しかし峰子は冷静にそう言ってから、通常サイズの『大人』よりは確実に幅をとるであろう禅一に視線を送る。

「お二方は、健やかな老後のためにも、足腰を鍛えつつ走って帰ってきてください」

そしてクールに再び切り捨てる。

身内にも情け容赦ない。


「えっと……峰子先生、俺、走ってもそこそこの速度で移動できる自信があるので……」

「いえ。お兄さんが乗っていることが重要なんです。…………男性が乗っているだけで変な人に絡まれませんから」

禅一の申し出を断った峰子は、明良の母へ説明するように付け足す。

(なるほど、俺は『術者』とやらへの牽制をかけるための存在なのか。そういえばさっき『藤護の家に頼るなんて』とか言っていたしな)

禅一は一人納得する。


高齢二人組はタクシーでも捕まえて戻ってきてもらうしかない。

そんな空気が流れた時だった。

「『足』が足りなくてお困りのようだね?」

よく知っている声が会話に入ってきた。

「……和泉姉!!」

振り向いた先には大きな欠伸をしている、小柄な人影があった。


「呼ばれてないけど、じゃじゃじゃじゃ〜〜ん。そちらのお二方は、この二徹後のお姉様が運んであげようじゃないの」

多少……いや、だいぶんテンションがおかしい和泉姉だ。

その目の下には見事な黒さのクマが住み着いている。


再び大欠伸を漏らす和泉姉に、乾老が片手をあげる。

「おや、スタンドアローン宣言してた祓屋はらいやのお嬢ちゃんじゃないか。
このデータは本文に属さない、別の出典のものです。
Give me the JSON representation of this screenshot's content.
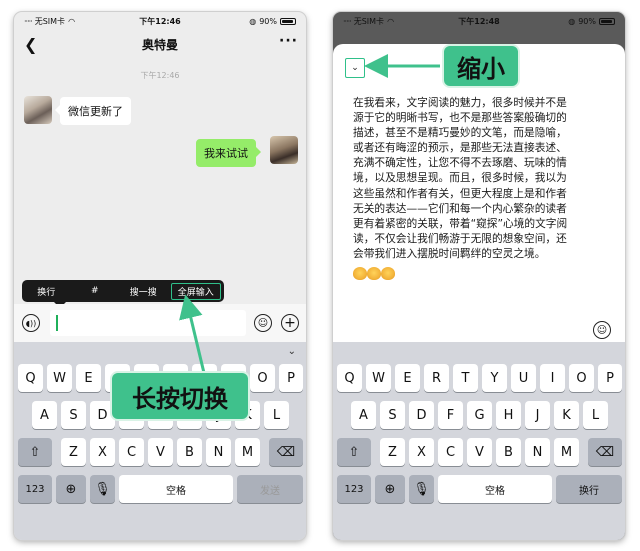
{
  "status": {
    "carrier": "无SIM卡",
    "battery": "90%",
    "time_left": "下午12:46",
    "time_right": "下午12:48"
  },
  "chat": {
    "title": "奥特曼",
    "timestamp": "下午12:46",
    "message_in": "微信更新了",
    "message_out": "我来试试"
  },
  "context_menu": {
    "items": [
      "换行",
      "#",
      "搜一搜",
      "全屏输入"
    ]
  },
  "keyboard": {
    "row1": [
      "Q",
      "W",
      "E",
      "R",
      "T",
      "Y",
      "U",
      "I",
      "O",
      "P"
    ],
    "row2": [
      "A",
      "S",
      "D",
      "F",
      "G",
      "H",
      "J",
      "K",
      "L"
    ],
    "row3": [
      "Z",
      "X",
      "C",
      "V",
      "B",
      "N",
      "M"
    ],
    "numbers_key": "123",
    "space_key": "空格",
    "send_key": "发送",
    "newline_key": "换行"
  },
  "fullscreen": {
    "lines": [
      "在我看来，文字阅读的魅力，很多时候并不是",
      "源于它的明晰书写，也不是那些答案般确切的",
      "描述，甚至不是精巧曼妙的文笔，而是隐喻，",
      "或者还有晦涩的预示，是那些无法直接表述、",
      "充满不确定性，让您不得不去琢磨、玩味的情",
      "境，以及思想呈现。而且，很多时候，我以为",
      "这些虽然和作者有关，但更大程度上是和作者",
      "无关的表达——它们和每一个内心繁杂的读者",
      "更有着紧密的关联，带着“窥探”心境的文字阅",
      "读，不仅会让我们畅游于无限的想象空间，还",
      "会带我们进入摆脱时间羁绊的空灵之境。"
    ]
  },
  "callouts": {
    "left": "长按切换",
    "right": "缩小"
  },
  "colors": {
    "accent": "#3fc18c",
    "bubble_out": "#95ec69",
    "keyboard_bg": "#d4d6dc"
  }
}
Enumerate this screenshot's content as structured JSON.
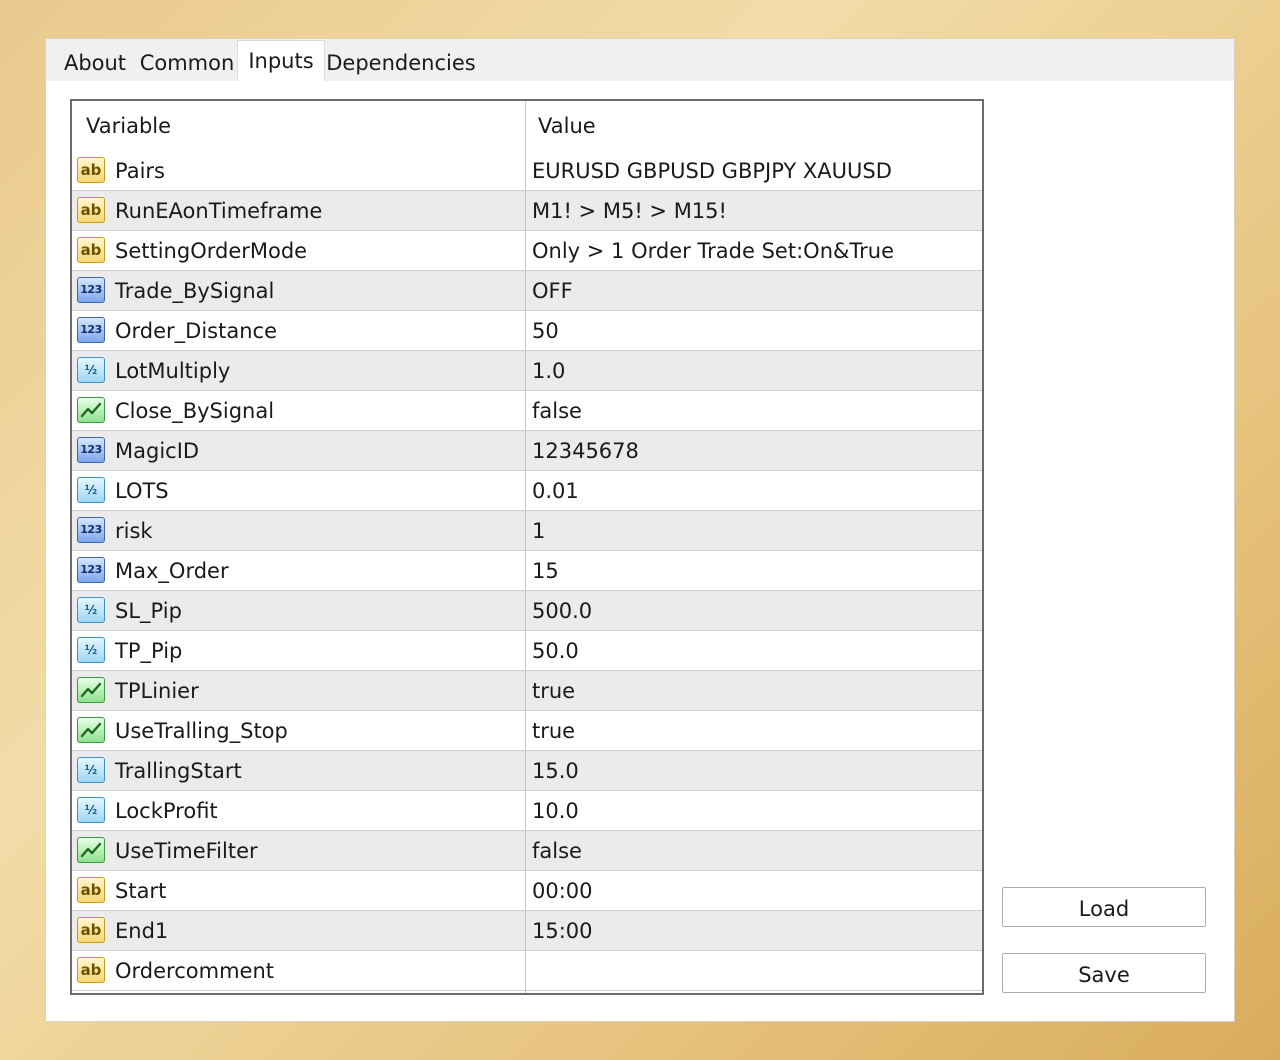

こっちの傘下に入ってくれるつもりになったのかい?」

どうやら顔見知りだったらしい。

「下手に接続されて身動き取りにくくなったり、ウィルスとばっちりをもらったりしたくないんで」

ヒラヒラと手を振りながら、和泉姉は眠気覚まし用タブレットの箱を取り出す。

それを水のようにザラザラと口に流し込み、ポリポリと噛んでいる。

かなり安全性に疑問のある運転手だ。


「…………書類上三十年間無事故無違反の私が安全運転をお約束しますので、運転を任せてください」

武知が小さく手を挙げて宣誓した事で、移動グループ分けが決まった。